The Marine Functional Foods Research Initiative employed over 30 researchers during a five-year period until late 2015, bringing together Irish marine and food science experts from six universities and seven research centres throughout this island.
NutraMara aimed to mine marine bioresources such as aquaculture or microalgae, or the 300 different seaweed species found around the Irish coast, that may benefit human health.
At Teagasc's Ashtown Food Research Centre, which led the NutraMara initiative, Dr Maria Hayes researches functional foods: ingredients that can enhance human health above and beyond basic human nutrition – if consumed in adequate amounts.
“You have brown, red and green seaweeds,” says Hayes.
“The brown is grown in abundance around the Irish coast and some companies have harvesting licenses for it.
“The protein in red seaweed can be up to 47 per cent. So there is a lot more protein in seaweed, per dry weight, than there would be in a lot of vegetables. In some instances, they have a higher protein content than vegetable-sourced proteins,” says Hayes.
For example, the protein content of the red seaweed Palmaria palmata (common name Dulse), which was consumed in large amounts by coastal communities during the famine, varies from between 9-25 per cent, depending on the location and season of harvesting.
While amino acids are the building blocks of proteins, Hayes says peptides are strings of between two and 30 amino acids joined together, often giving a ‘hormone-like’ beneficial health effect to the consumer.
“They can affect heart health ... as well as having beneficial antioxidant effects.”
However, Hayes does not believe that seaweed or marine proteins will take over “in any large way” from animal-sourced proteins: it’s more likely for the foreseeable future that we will see seaweed in sports nutrition products or cereal-based snack products.

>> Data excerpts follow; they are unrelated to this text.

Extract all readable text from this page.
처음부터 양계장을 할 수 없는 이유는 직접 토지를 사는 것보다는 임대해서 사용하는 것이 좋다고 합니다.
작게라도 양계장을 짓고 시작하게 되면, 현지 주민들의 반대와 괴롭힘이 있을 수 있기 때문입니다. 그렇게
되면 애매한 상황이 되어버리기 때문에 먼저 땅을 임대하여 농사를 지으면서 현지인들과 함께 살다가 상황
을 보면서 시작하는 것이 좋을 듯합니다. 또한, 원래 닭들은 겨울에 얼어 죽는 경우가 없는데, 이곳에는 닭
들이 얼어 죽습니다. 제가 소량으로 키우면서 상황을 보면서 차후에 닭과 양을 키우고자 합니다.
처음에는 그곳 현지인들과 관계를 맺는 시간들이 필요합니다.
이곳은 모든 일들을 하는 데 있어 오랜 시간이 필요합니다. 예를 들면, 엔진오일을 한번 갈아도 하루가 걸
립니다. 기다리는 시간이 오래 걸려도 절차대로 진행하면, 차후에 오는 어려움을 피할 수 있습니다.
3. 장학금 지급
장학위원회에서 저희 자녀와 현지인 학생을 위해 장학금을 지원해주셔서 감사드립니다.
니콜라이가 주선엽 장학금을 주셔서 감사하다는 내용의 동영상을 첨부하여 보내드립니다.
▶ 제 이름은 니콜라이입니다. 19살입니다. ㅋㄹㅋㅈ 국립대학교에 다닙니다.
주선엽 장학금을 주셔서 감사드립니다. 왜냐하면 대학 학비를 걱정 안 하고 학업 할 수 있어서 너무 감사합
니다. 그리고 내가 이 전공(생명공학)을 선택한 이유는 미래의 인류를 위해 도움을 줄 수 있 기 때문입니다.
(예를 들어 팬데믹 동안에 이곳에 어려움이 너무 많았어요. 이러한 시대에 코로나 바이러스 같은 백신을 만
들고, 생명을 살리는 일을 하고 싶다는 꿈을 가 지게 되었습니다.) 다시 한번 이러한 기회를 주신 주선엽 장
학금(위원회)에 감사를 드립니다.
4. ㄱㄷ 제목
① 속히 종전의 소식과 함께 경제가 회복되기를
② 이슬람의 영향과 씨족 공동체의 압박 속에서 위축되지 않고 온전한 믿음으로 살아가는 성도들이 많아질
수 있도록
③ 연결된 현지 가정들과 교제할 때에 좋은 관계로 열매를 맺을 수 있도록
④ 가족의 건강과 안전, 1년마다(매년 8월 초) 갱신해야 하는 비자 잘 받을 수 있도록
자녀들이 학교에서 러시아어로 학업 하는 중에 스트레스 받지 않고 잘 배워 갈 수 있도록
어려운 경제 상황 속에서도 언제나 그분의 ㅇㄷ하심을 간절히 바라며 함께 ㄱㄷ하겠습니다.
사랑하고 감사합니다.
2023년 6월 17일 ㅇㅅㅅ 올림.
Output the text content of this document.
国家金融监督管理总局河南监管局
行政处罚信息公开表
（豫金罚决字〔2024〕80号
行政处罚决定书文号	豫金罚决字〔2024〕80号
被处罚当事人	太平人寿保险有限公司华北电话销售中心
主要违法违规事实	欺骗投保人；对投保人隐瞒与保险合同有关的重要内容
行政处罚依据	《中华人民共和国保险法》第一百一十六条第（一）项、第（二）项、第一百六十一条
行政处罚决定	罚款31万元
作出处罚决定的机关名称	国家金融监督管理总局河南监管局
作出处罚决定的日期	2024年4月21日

Under EU law, there are eight seaweeds classified as sea vegetables.
“There’s a big culture of eating seaweeds in salads in places like France, and in Nova Scotia they are eaten as a dried, crisp-like product,” says Hayes.
“And there are companies in Ireland that are drying it, milling it and using it as seasoning products.
“But if you can extract the protein from it in a commercially-viable way then it really expands the use of seaweed as a raw material.”